ちょっと事情が有りまして、5月の読書会は第一日曜日に変更です。
 5月7日(日曜日)午後1時~5時
 場所:岐阜市南部コミュニティーセンター多目的室


『霊枢』雑病篇はもう少し読み込む必要が有ると思います。
それと『甲乙経』の『明堂』部分の構成について復習するつもりです。

城趾の桜

 読書会の前に近くの加納城本丸跡で、花見をしてきました。
 本丸跡といっても何にも有りません。空っぽです。もっともこれは江戸時代からすでにそうだったらしい。

 だから、この広重の浮世絵に見えるのは、藩主の御殿が在った二の丸の櫓じゃないかと思います。大名行列が通っているのは中山道で、城の北を東西に走る。それを挟んで町屋が有って、絵の地点は東の町外れなんでしょう。もう少し先から、南へ御鮨街道が走り、私の先祖の何人かはその辺りに住んでました。御鮨というのは将軍家に献上する鮎鮨です。加納城は西への備えですからね、士屋敷は専ら西に広がって、東は堀代わりの川を隔てて田んぼだったようです。
 城跡の花見は空っぽで、車は入ってこられないし、人出もそんなに無いし、何と言ってもカラオケが無いのが良いんだけれど、出店も無いからねえ、それがちょっと寂しい。
 桜の満開がまがまがしいのは、黒い幹からいきなり白っぽい花で、葉がほとんど無いからじゃないか。考えてみると曼珠沙華もそうだ。花が一斉にこちらを凝視しているように見える。

雑病

 『霊枢』雑病篇は臨床経験の破片の寄せ集めみたいなものだし、こういうのが『甲乙経』の主治の材料だったと思うけど、なかなかぴったりというのは見つかりませんね。
 厥氣走喉而不能言,手足凊,大便不利,取足少陰。
+嗌乾,口中熱如膠,取足少陰。
=消癉,善喘,
 氣走喉咽而不能言,手足凊,溺黄,大便難
 嗌中腫痛,唾血,口中熱,唾如膠,太谿主之。
 材料はもう一つ有りそうなんだけど、見つかりません。足少陰というのはこれらの病症を診断し治療するポイントには違いないんだけど、それを大谿穴と決めたのは『明堂』の編者です。
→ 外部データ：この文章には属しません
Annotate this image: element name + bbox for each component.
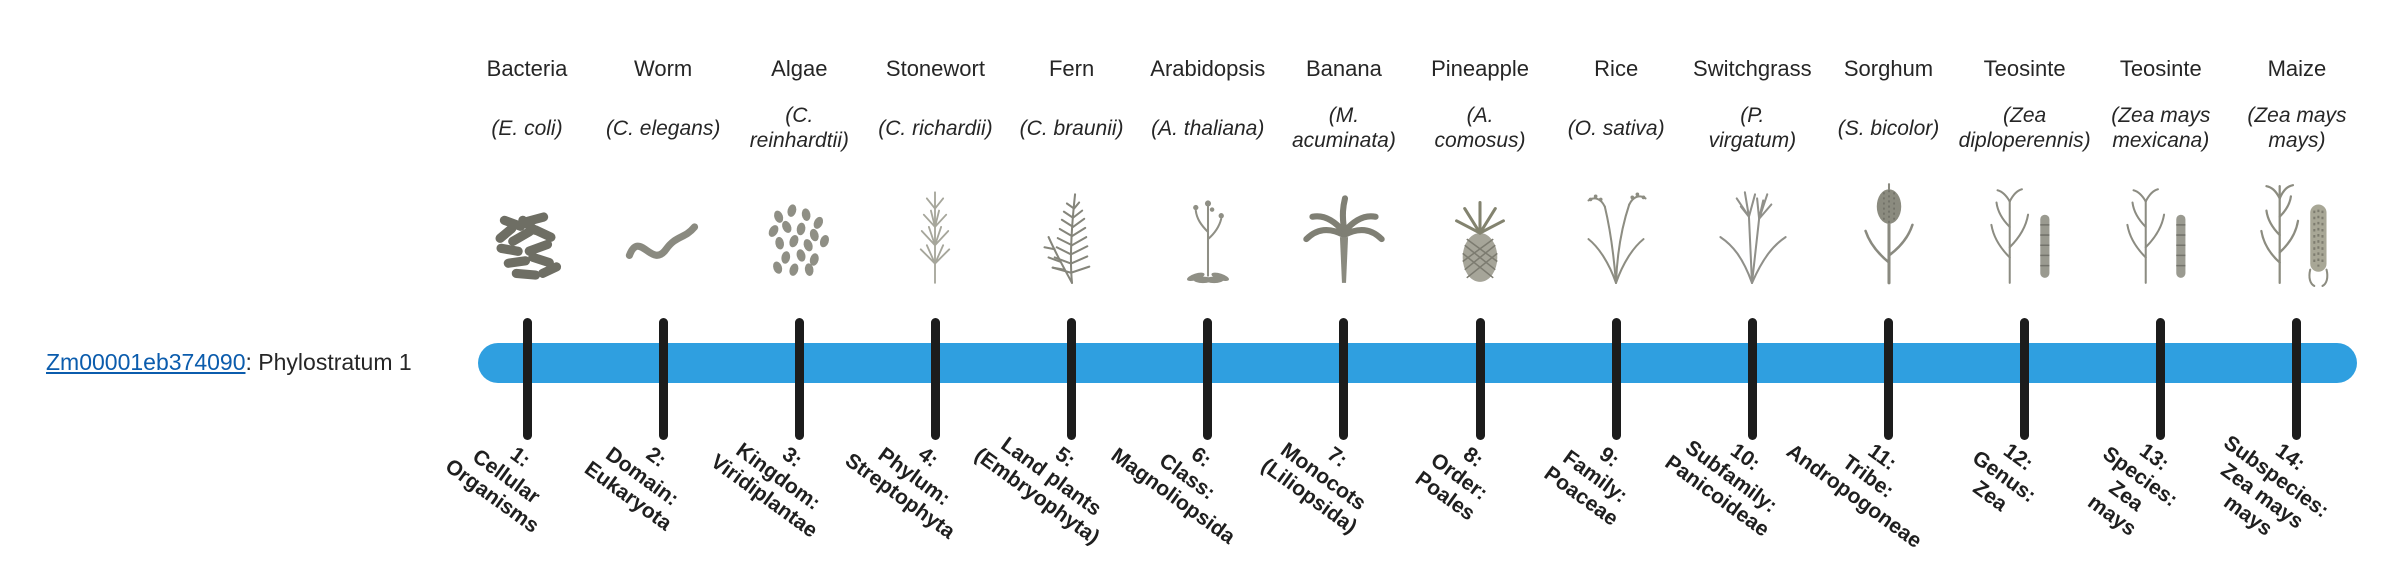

最初のこうした効果を経験した名医の本意とは限りませんからね。と言うことは、他の主治穴にも編者の色眼鏡がかかっているかも知れない。

手勢令

 一度だけ手勢令というのを見たことが有る。多分、蘇州か杭州だったろう。大衆酒場で、お兄ちゃんが差し向かいで掛け声とともに、ひっきりなしに杯を口にはこぶ。いや、にぎやかなことだった。江南だから、おそらく紹興酒だったと思うけれど、あのピッチでは相当の酒量になるはずだ。
 残念なことに、その手勢令がどんなルールだったのかはわからない。今、ちょっと調べてみると、両人対座して同時に出した手の屈している指かあるいは伸ばしている指かの数を当てあうというのが有る。これを内拳あるいは豁拳と呼ぶらしい。ただし、豁拳では各指に名前がついているから、単純に数を当てるのではないという説もある。
 いずれにせよ掛け声だから、相当に騒がしい。あまり雅ではない。にぎやかであることに価値が有る。
 各指に性格を与える方法では「五行生剋令」というのがある。大指は金、食指は木、中指は水、無名指は火、小指は土で、互いに一本の指を出し合って、その相剋関係によって勝ち負けを決める。掛け声は必要ないから、静かにやることもできるけれど、ひっきりなしに杯を口にはこぶというのは、やっぱり幽人賢士の席には似つかわしくない。
 そうは言っても、いずれにせよ、日本の若者の一気飲みよりは数等ましだと思う。私は一気飲みを人に強いたり強いられたりしたことは無い。勝手にやったことは有りますがね。啤酒はやっぱり一気飲みでしょう。
 それにしてもビールを口が卑しい酒と書くのはなんともはや。中国人は漢字の民なのに、こういうのは案外平気なんですね。日本人は4は死を連想させるとして嫌うでしょう。中国では気にしないどころかむしろ良い数字みたいですね。四と死は現代中国語でも同じ発音のはずなんだけどね。諱の同音字、甚だしくは近音字まで避ける人たちが、ですよ。李賀は父親の名が晋粛で進士の進と同音だからという理不尽な難癖によって、科挙の試験を受けられなかった。ただ、そもそも鬼才と評されるような人が政治家に向いていたかどうかは問題ですがね。鬼才は幽霊のような才能という意味です。それでも、現代日本の政治家よりは数等ましかも知れないけれど。彼らは何才と呼ぶべきなんだろう。